Crypto exchange OKX on Tuesday said it will launch a new type of custody account to grant users more control over their funds and avoid risks.
The “sub-accounts” are aimed primarily at token foundations and high-value investors, and will offer holders a slew of more risk management features, including permission controls for withdrawals and a kill switch function.
The launch comes in the wake of the Three Arrows Capital (3AC) meltdown, during which the hedge fund allegedly used customer funds to meet its margin calls. OKX assured investors it would not resort to such practices.
Custody accounts are typically used by big project teams and investors with a huge net worth. This is because they normally involve third parties in advisory or trading boards responsible for their financial management.
Lesson from the 3AC Incident
OKX has stated in their announcement that these new managed sub accounts are introduced to tackle the issues that were highlighted after the losses incurred by Three Arrows Capital.

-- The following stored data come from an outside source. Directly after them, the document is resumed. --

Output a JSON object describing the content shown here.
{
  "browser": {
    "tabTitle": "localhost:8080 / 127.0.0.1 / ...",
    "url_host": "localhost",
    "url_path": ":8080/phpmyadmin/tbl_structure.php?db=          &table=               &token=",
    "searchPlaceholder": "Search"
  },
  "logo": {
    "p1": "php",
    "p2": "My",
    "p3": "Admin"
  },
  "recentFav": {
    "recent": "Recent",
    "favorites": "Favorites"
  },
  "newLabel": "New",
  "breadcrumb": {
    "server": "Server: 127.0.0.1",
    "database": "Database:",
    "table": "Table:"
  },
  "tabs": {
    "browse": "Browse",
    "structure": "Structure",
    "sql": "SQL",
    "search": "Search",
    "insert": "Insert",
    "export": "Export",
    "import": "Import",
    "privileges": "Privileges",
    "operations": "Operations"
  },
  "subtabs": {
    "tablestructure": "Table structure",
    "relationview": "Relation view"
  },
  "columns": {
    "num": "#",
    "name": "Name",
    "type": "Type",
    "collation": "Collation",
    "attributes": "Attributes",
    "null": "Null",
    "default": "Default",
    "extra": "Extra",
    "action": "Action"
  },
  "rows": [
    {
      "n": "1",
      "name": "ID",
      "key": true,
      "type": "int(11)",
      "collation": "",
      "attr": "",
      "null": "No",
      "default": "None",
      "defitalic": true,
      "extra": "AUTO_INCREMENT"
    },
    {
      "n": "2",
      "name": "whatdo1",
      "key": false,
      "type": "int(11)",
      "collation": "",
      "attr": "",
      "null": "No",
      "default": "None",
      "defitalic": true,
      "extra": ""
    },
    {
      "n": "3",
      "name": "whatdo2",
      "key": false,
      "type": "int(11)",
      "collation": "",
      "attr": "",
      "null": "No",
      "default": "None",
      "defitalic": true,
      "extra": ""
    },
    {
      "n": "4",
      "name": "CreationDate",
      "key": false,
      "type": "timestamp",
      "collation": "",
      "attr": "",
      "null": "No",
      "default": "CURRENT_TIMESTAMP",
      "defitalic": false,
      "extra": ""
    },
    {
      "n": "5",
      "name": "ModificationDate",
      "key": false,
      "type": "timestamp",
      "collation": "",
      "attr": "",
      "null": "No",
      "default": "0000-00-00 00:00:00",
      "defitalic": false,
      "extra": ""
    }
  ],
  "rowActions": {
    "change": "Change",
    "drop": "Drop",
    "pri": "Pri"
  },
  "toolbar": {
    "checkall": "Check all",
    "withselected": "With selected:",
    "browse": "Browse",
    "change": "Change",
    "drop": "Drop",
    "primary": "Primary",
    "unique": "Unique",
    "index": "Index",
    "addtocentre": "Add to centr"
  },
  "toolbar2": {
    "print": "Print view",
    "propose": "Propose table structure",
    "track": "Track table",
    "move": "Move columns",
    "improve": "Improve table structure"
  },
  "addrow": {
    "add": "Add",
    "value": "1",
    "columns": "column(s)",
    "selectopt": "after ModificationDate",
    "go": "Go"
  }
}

These accounts are intended to reduce the systematic risks that are present in the hedge fund investments.
3AC faces a major insolvency risk after a drop in the value of its collateral assets exposed it to a string of liquidations. This came after the hedge fund logged big losses on its investment in Terra, which imploded in May.
3AC has liquidated much of its holdings to meet its margin calls. The firm is now seeking external help to meet its debt commitments.
OKX Adds USDC support
OKX also announced that it will launch a USDC trading market with several spot pairs of the token.
Circle’s USDC has seen increased adoption this year, amid growing uncertainty over popular stablecoin USDT. The former logged a 1000% jump in value since last year, and is poised to overtake USDT in 2022.
According to coinmarketcap’s data, USDC’s market cap is more than $55 billion. Its total trading volume, at the press time is more than $5 billion.